Toutes les analyses de la start-up se font à l’échelle des bureaux de vote, mais le logiciel est suffisamment précis pour aiguiller les militants dans les bons quartiers. "Quand un candidat à une quinzaine de militants dans une ville, il peut par exemple décider de se concentrer sur ceux qui votent dans tel ou tel bureau car la proportion de gens que l'on peut y convaincre est la plus forte", détaille Fabrice Rivière. En fonction des zones géographiques, la proportion d’électeurs que l’on peut convaincre "peut varier du simple au quintuple".
Un porte à porte 2.0
Les utilisateurs de Cinquante Plus Un retrouvent les analyses de la start-up dans le logiciel et ont ensuite la possibilité d’organiser le porte à porte. "On peut créer des parcours qui partent par exemple du point le plus bas du quartier avec un chemin précis". Les militants disposent également d’une application sur leur smartphone grâce à laquelle ils peuvent retrouver cette feuille de route et faire remonter les informations dans la base de données de contacts de leur candidat en temps réel. "Cela évite que des données se perdent en route", assure-t-on chez Liegey Muller Pons.

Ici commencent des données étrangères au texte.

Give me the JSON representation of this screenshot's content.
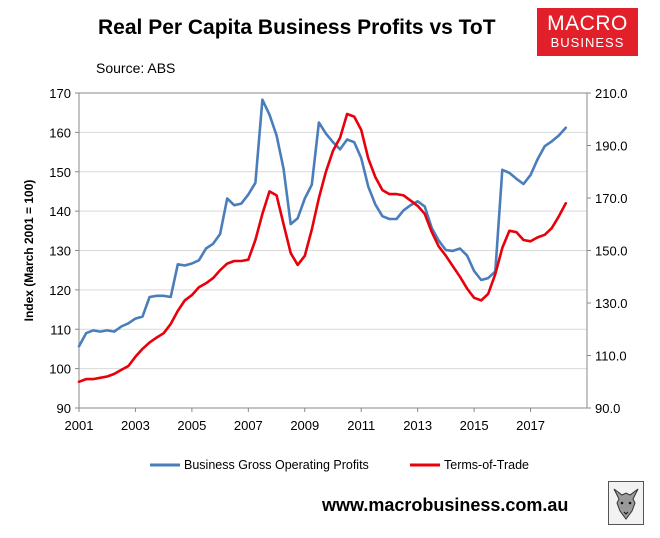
{
  "title": "Real Per Capita Business Profits vs ToT",
  "source": "Source: ABS",
  "logo": {
    "line1": "MACRO",
    "line2": "BUSINESS",
    "color": "#e2202a"
  },
  "url": "www.macrobusiness.com.au",
  "chart_data": {
    "type": "line",
    "title": "Real Per Capita Business Profits vs ToT",
    "ylabel": "Index (March 2001 = 100)",
    "y2label": "",
    "xlim": [
      2001,
      2019
    ],
    "ylim": [
      90,
      170
    ],
    "y2lim": [
      90,
      210
    ],
    "x_ticks": [
      "2001",
      "2003",
      "2005",
      "2007",
      "2009",
      "2011",
      "2013",
      "2015",
      "2017"
    ],
    "y_ticks": [
      "90",
      "100",
      "110",
      "120",
      "130",
      "140",
      "150",
      "160",
      "170"
    ],
    "y2_ticks": [
      "90.0",
      "110.0",
      "130.0",
      "150.0",
      "170.0",
      "190.0",
      "210.0"
    ],
    "legend_position": "bottom",
    "series": [
      {
        "name": "Business Gross Operating Profits",
        "axis": "left",
        "color": "#4a7ebb",
        "x": [
          2001.0,
          2001.25,
          2001.5,
          2001.75,
          2002.0,
          2002.25,
          2002.5,
          2002.75,
          2003.0,
          2003.25,
          2003.5,
          2003.75,
          2004.0,
          2004.25,
          2004.5,
          2004.75,
          2005.0,
          2005.25,
          2005.5,
          2005.75,
          2006.0,
          2006.25,
          2006.5,
          2006.75,
          2007.0,
          2007.25,
          2007.5,
          2007.75,
          2008.0,
          2008.25,
          2008.5,
          2008.75,
          2009.0,
          2009.25,
          2009.5,
          2009.75,
          2010.0,
          2010.25,
          2010.5,
          2010.75,
          2011.0,
          2011.25,
          2011.5,
          2011.75,
          2012.0,
          2012.25,
          2012.5,
          2012.75,
          2013.0,
          2013.25,
          2013.5,
          2013.75,
          2014.0,
          2014.25,
          2014.5,
          2014.75,
          2015.0,
          2015.25,
          2015.5,
          2015.75,
          2016.0,
          2016.25,
          2016.5,
          2016.75,
          2017.0,
          2017.25,
          2017.5,
          2017.75,
          2018.0,
          2018.25
        ],
        "values": [
          105.7,
          109.0,
          109.7,
          109.4,
          109.7,
          109.4,
          110.7,
          111.5,
          112.7,
          113.2,
          118.2,
          118.5,
          118.5,
          118.2,
          126.5,
          126.2,
          126.7,
          127.5,
          130.5,
          131.7,
          134.2,
          143.2,
          141.5,
          141.9,
          144.2,
          147.2,
          168.3,
          164.5,
          159.2,
          150.7,
          136.7,
          138.2,
          143.2,
          146.7,
          162.5,
          159.7,
          157.5,
          155.7,
          158.2,
          157.5,
          153.5,
          146.2,
          141.7,
          138.7,
          138.0,
          138.0,
          140.2,
          141.5,
          142.5,
          141.2,
          135.7,
          132.5,
          130.1,
          129.9,
          130.5,
          128.7,
          124.8,
          122.5,
          123.0,
          124.7,
          150.5,
          149.7,
          148.2,
          146.9,
          149.2,
          153.2,
          156.5,
          157.7,
          159.2,
          161.2
        ]
      },
      {
        "name": "Terms-of-Trade",
        "axis": "right",
        "color": "#e8000b",
        "x": [
          2001.0,
          2001.25,
          2001.5,
          2001.75,
          2002.0,
          2002.25,
          2002.5,
          2002.75,
          2003.0,
          2003.25,
          2003.5,
          2003.75,
          2004.0,
          2004.25,
          2004.5,
          2004.75,
          2005.0,
          2005.25,
          2005.5,
          2005.75,
          2006.0,
          2006.25,
          2006.5,
          2006.75,
          2007.0,
          2007.25,
          2007.5,
          2007.75,
          2008.0,
          2008.25,
          2008.5,
          2008.75,
          2009.0,
          2009.25,
          2009.5,
          2009.75,
          2010.0,
          2010.25,
          2010.5,
          2010.75,
          2011.0,
          2011.25,
          2011.5,
          2011.75,
          2012.0,
          2012.25,
          2012.5,
          2012.75,
          2013.0,
          2013.25,
          2013.5,
          2013.75,
          2014.0,
          2014.25,
          2014.5,
          2014.75,
          2015.0,
          2015.25,
          2015.5,
          2015.75,
          2016.0,
          2016.25,
          2016.5,
          2016.75,
          2017.0,
          2017.25,
          2017.5,
          2017.75,
          2018.0,
          2018.25
        ],
        "values": [
          100.0,
          101.0,
          101.0,
          101.5,
          102.0,
          103.0,
          104.5,
          106.0,
          109.5,
          112.5,
          115.0,
          116.8,
          118.5,
          122.0,
          127.0,
          131.0,
          133.0,
          136.0,
          137.5,
          139.5,
          142.5,
          145.0,
          146.0,
          146.0,
          146.5,
          154.0,
          164.0,
          172.5,
          171.0,
          160.0,
          149.0,
          144.5,
          148.0,
          158.0,
          170.0,
          180.0,
          188.0,
          193.0,
          202.0,
          201.0,
          196.0,
          185.0,
          178.0,
          173.0,
          171.5,
          171.5,
          171.0,
          169.0,
          167.0,
          164.0,
          157.0,
          151.5,
          148.0,
          144.0,
          140.0,
          135.5,
          132.0,
          131.0,
          133.5,
          141.0,
          151.0,
          157.5,
          157.0,
          154.0,
          153.5,
          155.0,
          156.0,
          158.5,
          163.0,
          168.0
        ]
      }
    ]
  }
}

Cette solution a notamment été utilisée par Emmanuel Macron pour la "grande marche" qui devait permettre de faire un "diagnostic de l’état du pays". Dans ce cas précis, les données ont été utilisées de manière différentes. "L'idée n’était pas d’aller dans des quartiers pro-Macron, mais dans des quartiers représentatifs de la population française. Nous ne sommes donc pas partis des profils des militants de Macron, mais des données de l’Insee et du recensement".

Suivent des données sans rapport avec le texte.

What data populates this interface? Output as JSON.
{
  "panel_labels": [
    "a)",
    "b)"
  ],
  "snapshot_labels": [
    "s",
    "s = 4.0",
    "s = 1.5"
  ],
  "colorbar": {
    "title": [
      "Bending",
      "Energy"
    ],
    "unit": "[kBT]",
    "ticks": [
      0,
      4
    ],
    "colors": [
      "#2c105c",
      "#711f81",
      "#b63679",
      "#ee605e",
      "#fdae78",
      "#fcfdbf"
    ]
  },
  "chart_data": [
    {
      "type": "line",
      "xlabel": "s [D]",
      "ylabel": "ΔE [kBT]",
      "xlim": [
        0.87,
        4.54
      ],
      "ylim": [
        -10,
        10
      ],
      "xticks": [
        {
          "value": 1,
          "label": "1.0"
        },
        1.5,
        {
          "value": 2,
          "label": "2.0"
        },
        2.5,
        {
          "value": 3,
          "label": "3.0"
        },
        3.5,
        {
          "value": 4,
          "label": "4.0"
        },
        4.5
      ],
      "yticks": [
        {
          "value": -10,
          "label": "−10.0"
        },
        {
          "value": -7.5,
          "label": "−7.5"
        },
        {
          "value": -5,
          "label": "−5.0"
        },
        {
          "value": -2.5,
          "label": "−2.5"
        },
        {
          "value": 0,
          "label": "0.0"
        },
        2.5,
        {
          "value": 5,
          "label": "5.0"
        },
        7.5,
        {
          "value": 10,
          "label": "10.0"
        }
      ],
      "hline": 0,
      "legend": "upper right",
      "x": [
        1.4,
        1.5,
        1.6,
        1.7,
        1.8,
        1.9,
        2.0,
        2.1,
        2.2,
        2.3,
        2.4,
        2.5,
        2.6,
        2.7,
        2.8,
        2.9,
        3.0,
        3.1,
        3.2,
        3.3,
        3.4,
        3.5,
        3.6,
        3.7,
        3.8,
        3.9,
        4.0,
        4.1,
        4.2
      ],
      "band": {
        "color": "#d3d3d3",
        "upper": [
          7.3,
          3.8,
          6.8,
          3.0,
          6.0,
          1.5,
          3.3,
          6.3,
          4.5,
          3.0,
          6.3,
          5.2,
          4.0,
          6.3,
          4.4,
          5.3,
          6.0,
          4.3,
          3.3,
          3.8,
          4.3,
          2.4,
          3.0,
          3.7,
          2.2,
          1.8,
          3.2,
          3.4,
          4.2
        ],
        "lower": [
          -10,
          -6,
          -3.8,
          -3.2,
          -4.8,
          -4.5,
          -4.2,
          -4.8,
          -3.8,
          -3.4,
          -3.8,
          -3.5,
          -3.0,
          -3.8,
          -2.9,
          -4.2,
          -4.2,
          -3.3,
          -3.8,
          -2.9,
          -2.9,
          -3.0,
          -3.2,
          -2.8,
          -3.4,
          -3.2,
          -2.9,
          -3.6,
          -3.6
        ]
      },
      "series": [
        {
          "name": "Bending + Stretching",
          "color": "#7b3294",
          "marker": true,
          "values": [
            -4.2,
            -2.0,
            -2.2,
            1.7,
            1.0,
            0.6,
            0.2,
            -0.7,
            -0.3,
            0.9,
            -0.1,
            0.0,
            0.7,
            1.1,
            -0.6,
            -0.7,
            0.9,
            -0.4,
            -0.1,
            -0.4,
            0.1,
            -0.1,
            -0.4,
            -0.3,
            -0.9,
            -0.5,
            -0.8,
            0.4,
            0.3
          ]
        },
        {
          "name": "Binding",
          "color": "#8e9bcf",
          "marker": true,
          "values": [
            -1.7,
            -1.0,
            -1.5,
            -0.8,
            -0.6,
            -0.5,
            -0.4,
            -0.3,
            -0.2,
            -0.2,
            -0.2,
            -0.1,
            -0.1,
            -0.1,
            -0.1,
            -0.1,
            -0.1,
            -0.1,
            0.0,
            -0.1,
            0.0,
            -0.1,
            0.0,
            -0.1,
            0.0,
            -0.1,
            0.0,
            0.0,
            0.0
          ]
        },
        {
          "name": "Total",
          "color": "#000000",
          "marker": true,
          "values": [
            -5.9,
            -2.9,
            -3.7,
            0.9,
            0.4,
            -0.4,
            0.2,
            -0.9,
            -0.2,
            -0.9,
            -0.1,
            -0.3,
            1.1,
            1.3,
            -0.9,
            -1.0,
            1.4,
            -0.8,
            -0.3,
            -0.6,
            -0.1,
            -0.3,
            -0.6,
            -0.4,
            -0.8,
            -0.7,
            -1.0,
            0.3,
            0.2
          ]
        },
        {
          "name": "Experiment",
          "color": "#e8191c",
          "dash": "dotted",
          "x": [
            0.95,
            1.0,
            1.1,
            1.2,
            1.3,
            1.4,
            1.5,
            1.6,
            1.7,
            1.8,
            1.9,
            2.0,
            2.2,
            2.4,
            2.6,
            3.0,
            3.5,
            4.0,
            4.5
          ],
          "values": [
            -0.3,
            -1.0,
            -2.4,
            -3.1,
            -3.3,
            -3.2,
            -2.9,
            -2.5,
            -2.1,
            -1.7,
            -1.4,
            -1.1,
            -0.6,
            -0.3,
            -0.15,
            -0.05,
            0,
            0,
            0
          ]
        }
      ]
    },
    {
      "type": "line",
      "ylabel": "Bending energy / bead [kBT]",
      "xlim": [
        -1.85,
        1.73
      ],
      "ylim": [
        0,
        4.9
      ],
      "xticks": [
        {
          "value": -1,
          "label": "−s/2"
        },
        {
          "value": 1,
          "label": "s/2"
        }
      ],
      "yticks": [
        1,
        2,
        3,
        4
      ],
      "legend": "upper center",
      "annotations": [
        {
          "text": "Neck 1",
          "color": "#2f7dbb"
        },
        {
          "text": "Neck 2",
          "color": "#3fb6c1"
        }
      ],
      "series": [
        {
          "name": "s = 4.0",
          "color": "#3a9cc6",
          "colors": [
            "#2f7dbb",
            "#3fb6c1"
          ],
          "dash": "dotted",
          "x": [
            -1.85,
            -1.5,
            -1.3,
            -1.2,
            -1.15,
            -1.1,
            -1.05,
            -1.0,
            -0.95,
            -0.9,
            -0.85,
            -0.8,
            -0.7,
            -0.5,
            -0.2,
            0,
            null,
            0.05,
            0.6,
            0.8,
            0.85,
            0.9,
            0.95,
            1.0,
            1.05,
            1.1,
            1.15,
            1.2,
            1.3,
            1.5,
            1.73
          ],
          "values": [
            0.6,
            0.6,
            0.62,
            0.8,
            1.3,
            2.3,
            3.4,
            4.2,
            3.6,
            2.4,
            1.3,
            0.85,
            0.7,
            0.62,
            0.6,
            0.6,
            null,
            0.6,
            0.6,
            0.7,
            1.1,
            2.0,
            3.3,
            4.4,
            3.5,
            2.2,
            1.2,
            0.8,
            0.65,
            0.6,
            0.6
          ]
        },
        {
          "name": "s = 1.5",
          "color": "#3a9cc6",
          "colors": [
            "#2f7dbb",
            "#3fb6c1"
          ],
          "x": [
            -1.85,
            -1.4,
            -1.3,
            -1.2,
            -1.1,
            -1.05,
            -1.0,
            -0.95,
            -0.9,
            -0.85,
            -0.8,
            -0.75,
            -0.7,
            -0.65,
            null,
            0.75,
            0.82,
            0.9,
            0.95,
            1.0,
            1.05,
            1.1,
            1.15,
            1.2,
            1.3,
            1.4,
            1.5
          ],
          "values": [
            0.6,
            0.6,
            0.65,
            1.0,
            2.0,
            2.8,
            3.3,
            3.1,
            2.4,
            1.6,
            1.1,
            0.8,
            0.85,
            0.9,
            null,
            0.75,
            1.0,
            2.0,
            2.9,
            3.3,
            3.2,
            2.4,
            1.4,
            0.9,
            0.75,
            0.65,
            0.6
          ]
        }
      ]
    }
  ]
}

Et l’utilisation de ces outils numériques a de nombreux avantages pour les candidats. "Plus de 25.000 questionnaires ont été remplis lors de la grande marche d’Emmanuel Macron et ça n’aurait tout simplement pas été possible de les traiter à la main", analyse Fabrice Rivière. De son côté, NationBuilder explique que grâce à ses outils, le nombre de contacts d’un candidat est multiplié par entre quatre et dix durant la campagne. Un enjeu de taille dans la course à l’Élysée.